Toy maker LEGO has once again raised the bar for the ever-increasing record title Tallest structure built with interlocking plastic bricks, having beaten their own record almost exactly a year later.
Lego Italia (Italy) built a structure in Milan that measured a soaring 35.05 m (114 ft 11 in) and required approximately 550,000 LEGO bricks to complete.
The Italian team out-built Lego Store Budapest who constructed a 34.76 m (114 ft 0.50 in) tower in Hungary last year. The LEGO Group donated seven euros for every centimetre of the tower that was built to a project which focuses on the protection and development of Urban Oasis, in collaboration with the World Wildlife Fund.
The event organisers were keen to demonstrate that as each of the tiny bricks were important to complete the huge structure, small actions like donating to charity are important to help build a better future.
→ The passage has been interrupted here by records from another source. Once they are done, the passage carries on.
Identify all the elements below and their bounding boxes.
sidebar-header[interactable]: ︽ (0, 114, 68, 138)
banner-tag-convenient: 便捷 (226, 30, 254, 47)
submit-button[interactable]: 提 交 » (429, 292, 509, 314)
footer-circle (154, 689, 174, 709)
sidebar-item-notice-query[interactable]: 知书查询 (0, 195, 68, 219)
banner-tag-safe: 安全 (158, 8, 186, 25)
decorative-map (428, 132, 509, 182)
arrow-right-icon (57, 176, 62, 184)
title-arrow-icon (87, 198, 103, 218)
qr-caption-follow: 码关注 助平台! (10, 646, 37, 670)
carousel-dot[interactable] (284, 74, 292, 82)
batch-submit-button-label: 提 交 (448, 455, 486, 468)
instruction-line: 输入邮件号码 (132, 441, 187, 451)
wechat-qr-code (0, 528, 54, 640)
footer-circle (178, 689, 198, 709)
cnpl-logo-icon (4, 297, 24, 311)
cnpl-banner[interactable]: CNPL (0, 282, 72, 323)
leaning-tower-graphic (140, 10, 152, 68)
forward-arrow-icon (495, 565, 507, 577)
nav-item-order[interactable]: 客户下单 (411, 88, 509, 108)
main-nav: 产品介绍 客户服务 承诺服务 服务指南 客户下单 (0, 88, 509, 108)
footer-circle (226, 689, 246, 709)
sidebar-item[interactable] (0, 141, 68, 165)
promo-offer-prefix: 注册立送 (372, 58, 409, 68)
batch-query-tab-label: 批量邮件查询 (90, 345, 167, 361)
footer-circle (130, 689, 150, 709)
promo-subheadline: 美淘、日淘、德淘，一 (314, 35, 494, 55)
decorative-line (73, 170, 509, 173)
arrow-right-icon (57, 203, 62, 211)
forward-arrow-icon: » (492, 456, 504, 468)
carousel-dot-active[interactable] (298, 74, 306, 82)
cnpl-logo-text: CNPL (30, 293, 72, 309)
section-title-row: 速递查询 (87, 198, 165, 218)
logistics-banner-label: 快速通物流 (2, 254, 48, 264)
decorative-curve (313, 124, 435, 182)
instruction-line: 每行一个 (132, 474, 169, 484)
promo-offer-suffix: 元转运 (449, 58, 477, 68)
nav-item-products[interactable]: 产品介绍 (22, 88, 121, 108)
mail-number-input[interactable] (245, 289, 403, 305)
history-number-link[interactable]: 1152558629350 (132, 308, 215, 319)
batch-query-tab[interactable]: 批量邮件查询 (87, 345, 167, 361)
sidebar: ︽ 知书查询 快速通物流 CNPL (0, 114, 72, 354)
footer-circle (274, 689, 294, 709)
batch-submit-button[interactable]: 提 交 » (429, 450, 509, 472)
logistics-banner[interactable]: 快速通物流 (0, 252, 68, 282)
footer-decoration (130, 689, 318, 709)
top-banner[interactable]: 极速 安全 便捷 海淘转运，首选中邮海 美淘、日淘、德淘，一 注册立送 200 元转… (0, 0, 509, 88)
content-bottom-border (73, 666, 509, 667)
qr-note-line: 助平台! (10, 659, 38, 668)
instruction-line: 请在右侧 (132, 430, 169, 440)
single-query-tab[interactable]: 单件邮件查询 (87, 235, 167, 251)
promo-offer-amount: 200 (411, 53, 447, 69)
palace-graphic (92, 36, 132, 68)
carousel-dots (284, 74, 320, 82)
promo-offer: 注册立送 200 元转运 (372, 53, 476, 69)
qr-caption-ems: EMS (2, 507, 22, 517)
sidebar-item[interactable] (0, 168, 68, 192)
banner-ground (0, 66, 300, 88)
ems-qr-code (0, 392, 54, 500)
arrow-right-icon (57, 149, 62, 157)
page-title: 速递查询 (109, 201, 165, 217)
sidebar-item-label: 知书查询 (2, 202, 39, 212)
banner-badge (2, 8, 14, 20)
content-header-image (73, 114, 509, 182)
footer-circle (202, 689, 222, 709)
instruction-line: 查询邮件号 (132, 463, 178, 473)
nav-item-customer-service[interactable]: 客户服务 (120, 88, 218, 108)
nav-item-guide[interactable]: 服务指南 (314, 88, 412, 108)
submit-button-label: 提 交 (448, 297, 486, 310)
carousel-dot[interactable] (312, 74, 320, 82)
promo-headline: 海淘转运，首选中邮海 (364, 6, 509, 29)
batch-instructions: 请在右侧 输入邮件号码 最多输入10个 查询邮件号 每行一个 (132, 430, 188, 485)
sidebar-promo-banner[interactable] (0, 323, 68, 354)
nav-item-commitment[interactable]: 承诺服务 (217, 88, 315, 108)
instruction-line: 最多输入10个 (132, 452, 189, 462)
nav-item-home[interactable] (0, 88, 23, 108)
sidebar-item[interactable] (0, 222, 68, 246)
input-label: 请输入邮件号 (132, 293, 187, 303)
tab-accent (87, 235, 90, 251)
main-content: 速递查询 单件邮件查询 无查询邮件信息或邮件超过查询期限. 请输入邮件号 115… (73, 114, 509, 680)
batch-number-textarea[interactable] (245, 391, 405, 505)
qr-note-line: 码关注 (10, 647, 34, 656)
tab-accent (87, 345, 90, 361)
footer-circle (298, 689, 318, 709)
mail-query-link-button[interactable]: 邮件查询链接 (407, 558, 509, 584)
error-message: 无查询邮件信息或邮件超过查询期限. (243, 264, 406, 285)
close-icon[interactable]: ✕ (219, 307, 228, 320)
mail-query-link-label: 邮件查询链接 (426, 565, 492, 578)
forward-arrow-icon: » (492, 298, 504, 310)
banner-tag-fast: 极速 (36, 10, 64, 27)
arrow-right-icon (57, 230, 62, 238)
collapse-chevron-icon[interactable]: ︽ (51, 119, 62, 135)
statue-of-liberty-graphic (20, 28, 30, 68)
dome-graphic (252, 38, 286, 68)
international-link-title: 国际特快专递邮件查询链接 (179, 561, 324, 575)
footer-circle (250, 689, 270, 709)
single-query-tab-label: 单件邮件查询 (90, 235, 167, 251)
Over the five day event 18,000 builders contributed to the towering success and the tower was visited by more than 50,000 spectators.
Many of the builders were children, since one of the main objectives of the record attempt was to inspire kids to develop their skills in creativity, imagination and learn how to to work as a team.
The tower was so high that popular Italian TV personality Alessandro Cattelan had to be lifted by a crane to place the last, history-making brick.
Following this, Guinness World Records adjudicator Lorenzo Veltri happily announced the record triumph.
Many other record-breakers have worked with LEGO – for example, one competitive record is for the Tallest structure built with interlocking plastic bricks in one minute - the record is 131 bricks tall, built by Andy Parsons (UK). Recently at Brick 2014 in London, children contributed to a new record for the Largest LEGO® Minecraft diorama.